This application claims the priority of German patent documents 199 44 184.7, filed Sep. 15, 1999 and 199 47 923.2, filed Oct. 6, 1999, the disclosures of which are expressly incorporated by reference herein.
The present invention relates to a device for evaporating liquids.
A two-stage evaporator unit in the form of a plate heat exchanger is known from DE 44 26 692 C1, in which heat exchanger plates alternate with evaporator spaces and heat-transfer spaces. The required heat of evaporation is introduced into the heat-transfer spaces with the aid of a heat-transfer medium, for example a hot heat-transfer oil. Furthermore, it is known for the heat to be generated directly in the heat-transfer spaces by catalytic conversion of a fuel.
DE 197 20 294 C1 discloses a reformer reactor with an evaporator. The reactor comprises an evaporation body which adjoins the reaction zone with surface-to-surface contact and has a porous, thermally conductive structure for providing the gas mixture which is to be reformed by mixing and evaporating the gas mixture components which are fed to it.

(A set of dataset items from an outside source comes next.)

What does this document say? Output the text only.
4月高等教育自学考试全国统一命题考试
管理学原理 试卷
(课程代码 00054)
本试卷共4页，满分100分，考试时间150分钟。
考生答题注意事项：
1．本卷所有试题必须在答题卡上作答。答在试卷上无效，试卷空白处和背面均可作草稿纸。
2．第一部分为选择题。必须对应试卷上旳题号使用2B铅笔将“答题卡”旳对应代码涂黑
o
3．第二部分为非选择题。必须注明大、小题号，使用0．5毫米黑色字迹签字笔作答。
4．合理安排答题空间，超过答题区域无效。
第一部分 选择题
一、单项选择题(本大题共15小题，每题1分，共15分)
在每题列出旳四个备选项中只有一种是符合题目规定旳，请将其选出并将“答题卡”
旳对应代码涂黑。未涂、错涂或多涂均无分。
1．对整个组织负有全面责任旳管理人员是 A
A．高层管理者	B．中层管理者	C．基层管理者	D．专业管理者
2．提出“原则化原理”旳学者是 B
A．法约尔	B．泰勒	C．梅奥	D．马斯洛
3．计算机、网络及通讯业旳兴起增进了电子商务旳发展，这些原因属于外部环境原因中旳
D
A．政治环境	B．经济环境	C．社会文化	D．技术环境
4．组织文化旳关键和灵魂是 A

The object of the present invention is to provide an evaporator which is improved in terms of mass, volume, dynamics and thermal stresses.
This object is achieved by a device according to the present invention.
Designing an evaporator in the form of a porous evaporation body over which gas flows and which is directly catalytically heated has considerable advantages with regard to mass, volume, and cost. For example, it is possible to dispense altogether with the need to form additional spaces for providing the required evaporation energy. The design as a large-area layer over which gas flows allows the evaporator to be integrated in known plate-type reactors. The porous body forms a highly wettable surface which ensures that heat is introduced successfully into the liquid. Due to the porous structure, the mechanical stresses which occur during evaporation are lower than, for example, with a planar, solid metal sheet.
The vertical arrangement of the surfaces and the introduction of the liquid to be evaporated in an upper region of the evaporation body has the advantage that the force of gravity can be utilized to disperse the liquid to be evaporated inside the evaporation body. Splitting the evaporation body into an upper evaporation layer and a lower heating layer has the advantage that the pores of the catalyst material cannot fill up with liquid, which would impair operation of the device.
To produce an evaporation body, the catalyst material is advantageously pressed into a support structure. Dendritic copper powders are particularly suitable for the support structure, which powders can easily be compressed or sintered to form a mesh even if the copper powder forms a relatively low proportion of the total mass of the layer, have a large surface area and are themselves catalytically active. Therefore, the use of dendritic copper powder results in a stabilizing, fixing and heat-distributing mesh in the micrometre range.